The Blogosphere is under attack!

There is so much happening in the whole wide world!  And the blogosphere makes it all so easy to access.

The internet is truly changing our society.  Not just within our town, or within our countries – it is truly allowing people from all ‘corners of the world’ to build up a common pool of knowledge.  I truly think that the blogosphere is one of the most effective tools driving this change for the better.  (As a matter of fact, that is why, few months ago, I decided to join it!)

The blogosphere is not merely a communication tool, it is a completely new ‘animal’. 

It may  facilitate the exchange of information, but it is not just the sort of ‘information’ that ‘reading the same newspaper’ or ‘watching the same newscast’ could convey.  After all, as the mainstream media (msm) had already discovered, transmitting factual information is only a part of any ‘story’.  While the msm has attempted to ‘flesh out’ their stories by including that ‘human experience’ factor, their medium is uniquely unsuitable to such a job.  Instead of adding dimension to their coverage of world events, they end up appearing to be manipulating the emotional context and reducing ‘news’ to ‘gossip’.

Add to this that many new journalists are being taught in school to put emphasis on ‘reporting the news and facts and presenting them in a manner which will indicate to the audience what their appropriate response should be’.  In other words, the very journalists whom we used to rely on to report unbiased facts only are being taught in journalism schools to be the tools of social engineers…

No wonder the msm are becoming irrelevant!

The blogosphere, on the other hand, is actually really, really good at adding a real human dimension to what is happening in the world around us. 

Why?

Because it is so highly interactive!  Because it is made up of millions of individuals!  Individuals from ALL over the world, with all kinds of backgrounds, all points of view! 

That is what makes the blogosphere so powerful!

I do not have to rely on some pretty/serious/demure/outraged face on TV to tell me how people on the other side of the world ‘feel’ about some event.  I don’t have to read a ‘cookie-cutter’ story with a preset word-count, surrounded by pointless ads, the ink of which is bound to come off on my fingers.  If I don’t like the slant of the story, or if I notice factual inaccuracies, I don’t have to be one of thousands of phone calls or emails or letters-to-editor, hoping, despite the odds, to be noticed…

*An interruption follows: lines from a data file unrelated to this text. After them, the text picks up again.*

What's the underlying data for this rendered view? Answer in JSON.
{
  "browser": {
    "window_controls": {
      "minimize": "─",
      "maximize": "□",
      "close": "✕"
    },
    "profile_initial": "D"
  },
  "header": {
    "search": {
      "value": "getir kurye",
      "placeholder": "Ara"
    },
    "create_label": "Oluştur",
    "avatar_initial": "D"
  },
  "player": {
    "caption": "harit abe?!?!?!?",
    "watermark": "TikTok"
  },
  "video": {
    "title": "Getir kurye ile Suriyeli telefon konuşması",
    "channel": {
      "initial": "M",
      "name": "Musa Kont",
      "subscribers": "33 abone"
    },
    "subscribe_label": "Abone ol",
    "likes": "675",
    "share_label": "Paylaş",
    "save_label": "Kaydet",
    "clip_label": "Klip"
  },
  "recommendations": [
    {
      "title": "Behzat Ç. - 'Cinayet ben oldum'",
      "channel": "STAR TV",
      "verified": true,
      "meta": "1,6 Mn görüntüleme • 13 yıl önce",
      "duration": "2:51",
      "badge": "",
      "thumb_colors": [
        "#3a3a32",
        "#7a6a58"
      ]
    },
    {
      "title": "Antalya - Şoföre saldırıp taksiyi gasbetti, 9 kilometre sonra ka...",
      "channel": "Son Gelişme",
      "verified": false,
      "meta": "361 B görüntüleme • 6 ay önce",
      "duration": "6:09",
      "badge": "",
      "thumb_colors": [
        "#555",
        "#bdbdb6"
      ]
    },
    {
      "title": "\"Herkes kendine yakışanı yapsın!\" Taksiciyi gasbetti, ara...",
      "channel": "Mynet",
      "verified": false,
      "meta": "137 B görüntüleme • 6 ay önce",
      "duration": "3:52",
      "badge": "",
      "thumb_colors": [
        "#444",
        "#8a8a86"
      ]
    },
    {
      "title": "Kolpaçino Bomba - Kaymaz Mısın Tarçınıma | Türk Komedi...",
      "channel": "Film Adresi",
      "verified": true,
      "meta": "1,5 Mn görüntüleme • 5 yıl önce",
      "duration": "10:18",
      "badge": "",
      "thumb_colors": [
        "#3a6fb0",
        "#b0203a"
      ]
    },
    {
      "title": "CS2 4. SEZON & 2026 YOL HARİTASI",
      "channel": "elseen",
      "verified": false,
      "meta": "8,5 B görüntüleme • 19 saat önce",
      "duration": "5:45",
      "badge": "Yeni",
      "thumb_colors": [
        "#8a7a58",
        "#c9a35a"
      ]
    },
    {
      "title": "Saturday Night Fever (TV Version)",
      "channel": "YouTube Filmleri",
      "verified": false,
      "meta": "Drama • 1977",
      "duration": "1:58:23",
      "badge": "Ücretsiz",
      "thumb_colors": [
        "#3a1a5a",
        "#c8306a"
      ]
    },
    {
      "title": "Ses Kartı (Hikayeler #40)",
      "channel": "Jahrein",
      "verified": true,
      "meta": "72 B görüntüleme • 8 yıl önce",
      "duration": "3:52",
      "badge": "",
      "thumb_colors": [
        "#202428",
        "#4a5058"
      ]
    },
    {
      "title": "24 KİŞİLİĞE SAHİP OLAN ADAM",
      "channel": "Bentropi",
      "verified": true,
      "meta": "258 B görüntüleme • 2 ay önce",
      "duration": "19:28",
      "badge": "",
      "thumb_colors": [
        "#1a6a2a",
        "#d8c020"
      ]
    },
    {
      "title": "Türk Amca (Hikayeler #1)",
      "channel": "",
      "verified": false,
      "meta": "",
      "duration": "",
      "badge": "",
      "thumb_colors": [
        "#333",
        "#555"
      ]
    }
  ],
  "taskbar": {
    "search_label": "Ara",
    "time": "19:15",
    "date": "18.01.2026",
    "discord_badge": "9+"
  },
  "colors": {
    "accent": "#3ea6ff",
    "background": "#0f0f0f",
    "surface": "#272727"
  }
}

Instead, I can go and look for a real live blogger (OK, I only access their virtual personnas’ posts, but I find these represent a real person, who can use the internet as a shield – and thus expose more of their ture self than they would ever dare in a person-to-preson interaction) who actually is from that part of the world.  And it is not somebody who makes a living from ‘how’ they report the event – which necessitates ‘offocial spin’.  Yes, there will necessarily be ‘personal spin’ – as in, it will reflect the person’s perceptions and understanding of what happened and thoughts and emotions about it.  But they will actually be ‘that person’s’!

And I can go to many bloggers there – and get many different individual points of view.  If I don’t understand things, I can post a comment – and usually get answers that are very useful and educational….and very personal. And if I like that blogger, I am likely to re-visit the site from time to time – just to keep in touch with what is happening in that part of the world and what is happening with that blogger

That makes a world of difference.

In a very real sense, the ‘bloggers of the world’ establish a virtual community. 

We may never meet in person, but that is not necessary to develop an empathy, an understanding – to let them into our monkeysphere!  That means we begin to perceive ‘our familiar bloggers’ as people, as individuals.  All of a sudden, should a tragedy occur in a faraway place, the body count is not just a statistic:  these are our virtual friend’s families!

It is impossible to overstate the incredible power in the combination of being able to access uncensored information and points of view along with establishing social bonds with people all over the world!

After all, it always affects us much more deeply if a wrong happens to someone we are connected to than if it happens to a stranger….

Now, we not only learn what happened, we know it happened to someone connected to our social network.  One of us.  Without these social bonds, most of us would lack the depth of desire to affect change.

During successful wars, the governments/rulers kept tight control over the flow of information – and used propaganda to dehumanize the ‘enemy’ into an abstraction!  Only then could they manipulate people into a war…  Large part of the US military failure in Vietnam was due to the fact that the American people were recieving more uncensored information from the frontlines than ever before. 

Make no mistake, this lesson has been learned by opressors everywhere!

It is not surprising, then, that censors and manipulators and social engineers are all waging a war on the blogosphere!

In Canada, it is in the gray drab of bureacratic HRCs which ban people from ‘ever expressing their opinions or thoughts or emotions’ on a subject….  They appear to follow a clear, well defined process, but use this process to bring financial ruin to those whose opinions they disapprove of, and silence them thus.

In Yemen – and, unfortunately, perhaps in Iran – this penalty could be death!

Let us hope the blogosphere is strong enough to withstand these attacks and continue to re-shape the world into a better place.